Debugging conference anti-harassment policies
Posted Feb 3, 2011 9:40 UTC (Thu) by dwmw2
In reply to: Debugging conference anti-harassment policies
Parent article: Debugging conference anti-harassment policies
"Let me try once more to explain. I feel a little misunderstood, even though I feel like I've been clear here."
You've been clearer, and you've made it clear that you've missed the point made here
In your story, you are conflating the fact that Anne originally took offence, with the subsequent behaviour of Anne or others, complaining about that fact and and demanding that something be done about it.
I don't think any reasonable person is annoyed or offended by the former; only the latter when it is taken to excess (where 'excess' is obviously subjective).
By all means we should reassure Anne that she is welcome and safe the third of your suggestions seems best to me.
But what do we do about the people outside with pitchforks, who seem to be talking about the presenter's behaviour as if it were an actual physical assault?
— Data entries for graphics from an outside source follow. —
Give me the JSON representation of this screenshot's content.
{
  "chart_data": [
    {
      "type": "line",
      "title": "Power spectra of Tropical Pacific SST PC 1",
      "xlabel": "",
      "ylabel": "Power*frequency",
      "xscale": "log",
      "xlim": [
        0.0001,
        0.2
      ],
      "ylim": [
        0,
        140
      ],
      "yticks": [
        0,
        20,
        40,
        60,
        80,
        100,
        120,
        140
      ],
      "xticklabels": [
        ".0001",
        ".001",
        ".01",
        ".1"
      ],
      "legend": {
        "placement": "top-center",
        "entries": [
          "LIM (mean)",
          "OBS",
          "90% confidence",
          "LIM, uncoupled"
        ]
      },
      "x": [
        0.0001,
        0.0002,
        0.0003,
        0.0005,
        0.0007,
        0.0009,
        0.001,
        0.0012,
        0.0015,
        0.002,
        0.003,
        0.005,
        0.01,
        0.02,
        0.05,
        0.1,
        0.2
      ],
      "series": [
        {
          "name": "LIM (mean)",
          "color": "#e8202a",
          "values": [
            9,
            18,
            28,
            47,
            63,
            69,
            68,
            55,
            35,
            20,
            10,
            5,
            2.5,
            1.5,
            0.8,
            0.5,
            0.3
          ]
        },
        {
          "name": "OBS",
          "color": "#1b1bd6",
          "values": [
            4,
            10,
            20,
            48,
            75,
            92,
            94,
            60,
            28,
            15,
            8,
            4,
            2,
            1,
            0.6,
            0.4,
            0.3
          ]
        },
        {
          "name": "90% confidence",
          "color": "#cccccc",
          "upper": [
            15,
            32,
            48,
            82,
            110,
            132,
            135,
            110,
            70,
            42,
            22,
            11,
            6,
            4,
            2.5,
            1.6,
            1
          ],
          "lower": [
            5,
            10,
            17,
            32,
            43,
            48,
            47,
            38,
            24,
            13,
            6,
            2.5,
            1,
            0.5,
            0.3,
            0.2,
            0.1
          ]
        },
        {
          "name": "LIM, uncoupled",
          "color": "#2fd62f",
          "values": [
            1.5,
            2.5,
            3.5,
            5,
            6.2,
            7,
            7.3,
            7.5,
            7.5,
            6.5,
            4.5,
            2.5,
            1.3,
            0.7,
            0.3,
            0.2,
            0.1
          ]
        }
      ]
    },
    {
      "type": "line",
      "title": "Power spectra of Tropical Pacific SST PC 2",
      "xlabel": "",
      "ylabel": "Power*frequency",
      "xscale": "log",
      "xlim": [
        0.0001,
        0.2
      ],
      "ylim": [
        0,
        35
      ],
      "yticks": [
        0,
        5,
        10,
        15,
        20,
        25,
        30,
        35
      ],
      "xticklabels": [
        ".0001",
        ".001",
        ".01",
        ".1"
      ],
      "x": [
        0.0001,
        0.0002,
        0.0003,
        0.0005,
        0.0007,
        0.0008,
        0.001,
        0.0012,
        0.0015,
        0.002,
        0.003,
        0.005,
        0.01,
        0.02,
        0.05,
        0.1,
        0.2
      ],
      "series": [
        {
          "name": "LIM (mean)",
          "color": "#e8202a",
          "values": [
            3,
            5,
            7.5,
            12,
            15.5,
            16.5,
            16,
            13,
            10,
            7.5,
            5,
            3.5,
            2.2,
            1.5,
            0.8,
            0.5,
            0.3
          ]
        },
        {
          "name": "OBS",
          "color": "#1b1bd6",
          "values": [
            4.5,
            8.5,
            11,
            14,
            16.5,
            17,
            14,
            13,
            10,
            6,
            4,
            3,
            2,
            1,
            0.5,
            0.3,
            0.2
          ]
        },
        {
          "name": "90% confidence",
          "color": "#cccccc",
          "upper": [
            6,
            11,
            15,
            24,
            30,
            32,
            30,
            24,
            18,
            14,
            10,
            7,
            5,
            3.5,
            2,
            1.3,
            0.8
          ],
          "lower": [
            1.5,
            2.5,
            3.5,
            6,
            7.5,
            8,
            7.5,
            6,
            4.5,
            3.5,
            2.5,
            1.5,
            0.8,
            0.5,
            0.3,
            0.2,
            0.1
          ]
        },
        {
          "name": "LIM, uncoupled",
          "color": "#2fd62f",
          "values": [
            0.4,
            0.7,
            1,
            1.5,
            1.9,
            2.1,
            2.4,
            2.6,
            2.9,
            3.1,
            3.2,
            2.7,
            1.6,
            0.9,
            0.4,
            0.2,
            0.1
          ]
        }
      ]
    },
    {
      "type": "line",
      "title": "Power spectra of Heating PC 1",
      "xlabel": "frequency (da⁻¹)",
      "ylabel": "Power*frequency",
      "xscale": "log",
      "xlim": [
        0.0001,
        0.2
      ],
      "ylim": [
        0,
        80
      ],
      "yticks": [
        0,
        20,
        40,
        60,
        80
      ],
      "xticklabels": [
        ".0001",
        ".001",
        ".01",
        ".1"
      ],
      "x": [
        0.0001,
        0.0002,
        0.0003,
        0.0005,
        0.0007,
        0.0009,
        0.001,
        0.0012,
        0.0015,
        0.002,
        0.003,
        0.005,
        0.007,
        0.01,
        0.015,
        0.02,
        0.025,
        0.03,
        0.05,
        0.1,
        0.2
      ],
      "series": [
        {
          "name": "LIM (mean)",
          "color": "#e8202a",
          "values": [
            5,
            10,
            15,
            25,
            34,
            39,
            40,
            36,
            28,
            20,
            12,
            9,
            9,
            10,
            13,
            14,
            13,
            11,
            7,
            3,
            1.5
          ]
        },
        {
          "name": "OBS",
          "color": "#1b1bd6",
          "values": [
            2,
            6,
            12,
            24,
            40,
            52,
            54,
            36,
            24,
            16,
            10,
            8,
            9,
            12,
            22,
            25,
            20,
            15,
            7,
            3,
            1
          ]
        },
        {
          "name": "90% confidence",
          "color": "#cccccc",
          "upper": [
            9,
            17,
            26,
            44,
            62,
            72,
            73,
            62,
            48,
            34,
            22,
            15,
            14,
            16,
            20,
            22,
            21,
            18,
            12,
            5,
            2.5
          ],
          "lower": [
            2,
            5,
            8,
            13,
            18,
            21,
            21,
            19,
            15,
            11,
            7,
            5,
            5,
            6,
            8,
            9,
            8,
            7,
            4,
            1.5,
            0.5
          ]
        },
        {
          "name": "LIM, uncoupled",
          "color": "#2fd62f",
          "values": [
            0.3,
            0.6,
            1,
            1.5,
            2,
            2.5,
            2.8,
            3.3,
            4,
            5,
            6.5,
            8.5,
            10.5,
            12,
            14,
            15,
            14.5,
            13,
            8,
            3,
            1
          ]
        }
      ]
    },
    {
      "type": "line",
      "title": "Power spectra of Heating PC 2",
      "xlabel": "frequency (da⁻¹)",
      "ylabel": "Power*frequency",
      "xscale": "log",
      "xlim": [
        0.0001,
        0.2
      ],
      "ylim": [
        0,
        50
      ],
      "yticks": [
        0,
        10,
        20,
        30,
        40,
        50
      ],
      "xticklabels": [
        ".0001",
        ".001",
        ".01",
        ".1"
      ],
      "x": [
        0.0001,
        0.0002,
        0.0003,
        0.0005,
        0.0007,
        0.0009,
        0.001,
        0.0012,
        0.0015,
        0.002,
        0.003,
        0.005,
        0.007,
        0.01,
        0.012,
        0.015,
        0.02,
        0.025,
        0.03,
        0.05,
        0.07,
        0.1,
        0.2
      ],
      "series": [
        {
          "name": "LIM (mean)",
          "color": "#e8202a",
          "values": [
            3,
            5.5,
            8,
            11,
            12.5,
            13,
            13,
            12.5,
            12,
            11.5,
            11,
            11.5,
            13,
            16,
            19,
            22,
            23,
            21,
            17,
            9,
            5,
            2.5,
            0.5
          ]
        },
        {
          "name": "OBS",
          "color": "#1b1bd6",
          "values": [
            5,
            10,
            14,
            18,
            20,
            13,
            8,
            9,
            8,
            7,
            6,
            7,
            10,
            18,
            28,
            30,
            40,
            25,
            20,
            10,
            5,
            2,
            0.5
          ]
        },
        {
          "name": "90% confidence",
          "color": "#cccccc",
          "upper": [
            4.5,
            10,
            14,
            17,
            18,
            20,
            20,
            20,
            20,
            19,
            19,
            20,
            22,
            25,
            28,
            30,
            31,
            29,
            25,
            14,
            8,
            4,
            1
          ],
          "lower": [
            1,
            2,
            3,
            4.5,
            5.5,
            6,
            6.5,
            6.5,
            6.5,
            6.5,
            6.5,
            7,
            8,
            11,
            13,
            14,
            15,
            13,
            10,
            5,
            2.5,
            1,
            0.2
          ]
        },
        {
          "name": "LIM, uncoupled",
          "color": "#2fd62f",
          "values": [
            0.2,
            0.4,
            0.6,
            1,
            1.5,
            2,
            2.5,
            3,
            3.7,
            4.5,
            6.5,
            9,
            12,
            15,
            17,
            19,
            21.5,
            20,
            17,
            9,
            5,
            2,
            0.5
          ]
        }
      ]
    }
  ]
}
And who then turn on people who calmly express their concerns about that reaction, saying that those people are also causing people like Anne to feel "threatened, hurt and upset", and applying cheap ad hominem labels.
Please, do not conflate annoyance with the pitchfork mob, with annoyance at Anne for her original fragility.
Going off at a slightly different tangent, I'd observe that I don't want to live in a world where I am never challenged and made to feel uncomfortable either intellectually, religiously, emotionally or in other ways. That way lies boredom, complacency, fragility and intolerance.
We have words for people who have never really been challenged in any of those ways, and learned to take those challenges in their stride.
They include "child", "patient", and "fundamentalist".